A/N: Hi guys! I'm new to the Parenthood side of FF, I've been writing SVU for a while though. I hope you like this little one-shot about Sarah's thought processes after the Season 4 Finale. Warning, lots of spoilers. Don't forget to review!

-LawNOrderJunkie862

"I've decided to move to Minnesota. So I can be with my daughter."

"Get on the plane with me."

It's been three days since Hank told me to move to Minnesota with me. It's been four days since Mark told me that he still loved me and he wanted me back. I can't believe where I am now. My thought processes in the last three days have been a lot like this…

I loved Mark for so long. We had a brief love affair when he was Amber's teacher, and when I broke up with him I was devastated. When we came back together after all of those years, it seemed like fate. He stayed with me through Seth going back to rehab, and never left my side and always helped me with my writing.

But when Hank kissed me, my heart skipped a beat. I always thought that was just a myth, the whole "heart skipping a beat" nonsense. I immediately felt bad. I mean I was engaged to Mark. I couldn't help but want another kiss, a longer kiss. And when I finally got that longer kiss… Among other things, my heart skipped so many more beats. I almost thought that I would obtain a heart condition.

Mark is so young. And I've lived so many lives in my forty-two years. There are so many times when all I've wanted is a guy like Mark.
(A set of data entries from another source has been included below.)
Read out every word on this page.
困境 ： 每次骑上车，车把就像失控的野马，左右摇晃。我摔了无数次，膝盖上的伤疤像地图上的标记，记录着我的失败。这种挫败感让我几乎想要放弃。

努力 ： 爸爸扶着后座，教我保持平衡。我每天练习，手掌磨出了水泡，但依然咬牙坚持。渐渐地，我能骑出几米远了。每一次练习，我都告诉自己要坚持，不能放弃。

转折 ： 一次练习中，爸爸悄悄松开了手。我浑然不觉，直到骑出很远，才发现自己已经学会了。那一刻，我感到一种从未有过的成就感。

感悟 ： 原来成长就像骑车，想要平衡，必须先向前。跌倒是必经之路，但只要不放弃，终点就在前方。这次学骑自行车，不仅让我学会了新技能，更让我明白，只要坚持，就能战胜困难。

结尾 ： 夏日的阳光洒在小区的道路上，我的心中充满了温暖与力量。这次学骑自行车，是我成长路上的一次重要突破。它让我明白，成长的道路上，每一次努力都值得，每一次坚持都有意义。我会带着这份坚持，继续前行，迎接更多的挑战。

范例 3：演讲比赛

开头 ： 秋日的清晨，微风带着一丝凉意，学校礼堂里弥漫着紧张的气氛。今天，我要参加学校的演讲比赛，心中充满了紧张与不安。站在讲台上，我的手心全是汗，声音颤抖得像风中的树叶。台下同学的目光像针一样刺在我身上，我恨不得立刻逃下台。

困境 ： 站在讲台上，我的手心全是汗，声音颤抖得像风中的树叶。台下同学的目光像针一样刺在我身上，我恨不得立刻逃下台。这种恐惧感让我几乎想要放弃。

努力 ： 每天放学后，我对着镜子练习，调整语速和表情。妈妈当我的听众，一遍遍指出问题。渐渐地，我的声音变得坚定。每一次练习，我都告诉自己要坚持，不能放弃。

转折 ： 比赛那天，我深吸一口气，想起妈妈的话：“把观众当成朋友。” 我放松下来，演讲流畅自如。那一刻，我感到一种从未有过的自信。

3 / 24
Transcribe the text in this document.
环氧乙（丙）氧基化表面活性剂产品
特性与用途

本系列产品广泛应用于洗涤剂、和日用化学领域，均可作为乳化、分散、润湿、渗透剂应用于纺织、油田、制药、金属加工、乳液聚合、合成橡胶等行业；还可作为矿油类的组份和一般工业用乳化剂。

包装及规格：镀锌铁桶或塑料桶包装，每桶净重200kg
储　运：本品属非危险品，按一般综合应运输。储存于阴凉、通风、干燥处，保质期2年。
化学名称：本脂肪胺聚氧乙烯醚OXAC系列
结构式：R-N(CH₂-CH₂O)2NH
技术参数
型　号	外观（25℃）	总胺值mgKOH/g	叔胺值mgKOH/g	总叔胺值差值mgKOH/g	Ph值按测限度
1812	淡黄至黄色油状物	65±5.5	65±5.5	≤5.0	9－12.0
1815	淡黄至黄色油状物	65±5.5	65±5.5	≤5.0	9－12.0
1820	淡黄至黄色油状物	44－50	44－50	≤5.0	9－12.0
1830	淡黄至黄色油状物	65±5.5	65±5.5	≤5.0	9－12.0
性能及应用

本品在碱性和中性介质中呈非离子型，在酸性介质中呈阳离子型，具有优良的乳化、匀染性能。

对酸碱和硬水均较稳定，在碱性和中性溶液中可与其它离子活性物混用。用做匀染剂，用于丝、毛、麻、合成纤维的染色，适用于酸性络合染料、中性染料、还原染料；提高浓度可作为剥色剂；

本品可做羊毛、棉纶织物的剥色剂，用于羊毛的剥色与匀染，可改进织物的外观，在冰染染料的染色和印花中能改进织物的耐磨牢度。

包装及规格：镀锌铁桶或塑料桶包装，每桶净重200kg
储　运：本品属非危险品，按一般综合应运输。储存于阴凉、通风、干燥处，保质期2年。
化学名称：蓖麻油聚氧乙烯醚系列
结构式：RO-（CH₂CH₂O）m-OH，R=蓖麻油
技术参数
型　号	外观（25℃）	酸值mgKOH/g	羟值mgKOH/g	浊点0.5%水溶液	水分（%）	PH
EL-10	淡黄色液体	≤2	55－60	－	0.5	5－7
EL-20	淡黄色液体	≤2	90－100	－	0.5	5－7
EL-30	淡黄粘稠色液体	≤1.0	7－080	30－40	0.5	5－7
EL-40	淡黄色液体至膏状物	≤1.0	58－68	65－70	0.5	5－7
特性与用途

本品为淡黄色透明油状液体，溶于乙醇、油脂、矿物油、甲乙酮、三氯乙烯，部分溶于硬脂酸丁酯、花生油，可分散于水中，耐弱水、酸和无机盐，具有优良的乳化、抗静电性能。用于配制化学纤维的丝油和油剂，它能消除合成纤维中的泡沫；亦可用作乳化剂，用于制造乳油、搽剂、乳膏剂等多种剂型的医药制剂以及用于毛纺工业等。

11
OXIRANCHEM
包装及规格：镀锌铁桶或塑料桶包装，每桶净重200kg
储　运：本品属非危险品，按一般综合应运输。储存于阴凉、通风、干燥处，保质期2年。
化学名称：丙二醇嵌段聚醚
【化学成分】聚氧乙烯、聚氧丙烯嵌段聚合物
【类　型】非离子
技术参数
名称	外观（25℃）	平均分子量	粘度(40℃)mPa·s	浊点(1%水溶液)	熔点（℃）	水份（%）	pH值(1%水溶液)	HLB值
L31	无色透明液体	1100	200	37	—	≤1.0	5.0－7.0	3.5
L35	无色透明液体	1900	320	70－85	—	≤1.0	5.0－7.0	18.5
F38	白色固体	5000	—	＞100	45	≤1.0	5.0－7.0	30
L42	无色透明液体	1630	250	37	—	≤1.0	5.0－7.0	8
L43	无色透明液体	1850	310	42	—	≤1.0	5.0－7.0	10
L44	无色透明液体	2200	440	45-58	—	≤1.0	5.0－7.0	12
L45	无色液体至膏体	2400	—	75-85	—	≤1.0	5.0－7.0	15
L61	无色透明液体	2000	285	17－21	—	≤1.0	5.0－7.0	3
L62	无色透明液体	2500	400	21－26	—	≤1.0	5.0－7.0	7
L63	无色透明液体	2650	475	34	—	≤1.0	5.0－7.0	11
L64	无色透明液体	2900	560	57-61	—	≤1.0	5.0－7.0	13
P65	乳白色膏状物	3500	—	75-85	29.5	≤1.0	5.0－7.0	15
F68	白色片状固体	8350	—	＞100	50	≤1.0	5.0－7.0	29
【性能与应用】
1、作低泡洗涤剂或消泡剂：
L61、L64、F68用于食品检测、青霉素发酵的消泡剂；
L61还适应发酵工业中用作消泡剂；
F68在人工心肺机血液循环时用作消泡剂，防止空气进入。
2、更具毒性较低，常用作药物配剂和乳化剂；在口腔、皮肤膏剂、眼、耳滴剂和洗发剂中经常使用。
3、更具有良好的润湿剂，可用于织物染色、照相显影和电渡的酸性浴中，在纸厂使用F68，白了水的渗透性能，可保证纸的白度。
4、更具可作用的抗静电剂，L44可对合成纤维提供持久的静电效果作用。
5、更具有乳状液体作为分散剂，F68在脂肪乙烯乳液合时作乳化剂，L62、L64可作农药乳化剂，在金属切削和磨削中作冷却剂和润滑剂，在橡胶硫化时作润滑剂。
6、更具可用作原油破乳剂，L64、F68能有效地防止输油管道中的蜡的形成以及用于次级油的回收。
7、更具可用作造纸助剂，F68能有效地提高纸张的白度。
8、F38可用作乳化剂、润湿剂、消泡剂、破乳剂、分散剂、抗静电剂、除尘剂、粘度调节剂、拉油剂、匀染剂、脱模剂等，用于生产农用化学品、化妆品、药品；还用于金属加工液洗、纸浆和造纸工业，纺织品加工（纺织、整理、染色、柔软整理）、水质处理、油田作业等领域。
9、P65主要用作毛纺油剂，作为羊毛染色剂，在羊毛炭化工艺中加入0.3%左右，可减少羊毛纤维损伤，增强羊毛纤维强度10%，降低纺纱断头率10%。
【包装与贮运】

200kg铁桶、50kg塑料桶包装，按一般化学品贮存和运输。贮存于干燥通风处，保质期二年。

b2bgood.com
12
He's perfect, but he's too perfect. He's never felt pain in the way that I have, he's never been in an abusive relationship. He's like that virgin in high school who shied away from girls, and I'm like the high school slut. We are so different.

Hank may be quite a bit older than me, but I don't ever feel the age difference. Maybe it's because it's more normal for men to be older than their significant others. He has a daughter, so I don't feel bad about needed to spend time with my kids, because he needs the same thing sometimes.

Telling Mark that I was going to try to make it work with Hank was one of the hardest things I've ever had to do. And I will always love him.

Can I leave Berkeley for Hank? Can I leave my entire family? Can I leave Drew, Amber, Mom, Dad?

Well, I did. I'm on this plane, and weirdly enough, I'm not regretting it at all. I'm ready for this new life with Hank. I'm finally ready.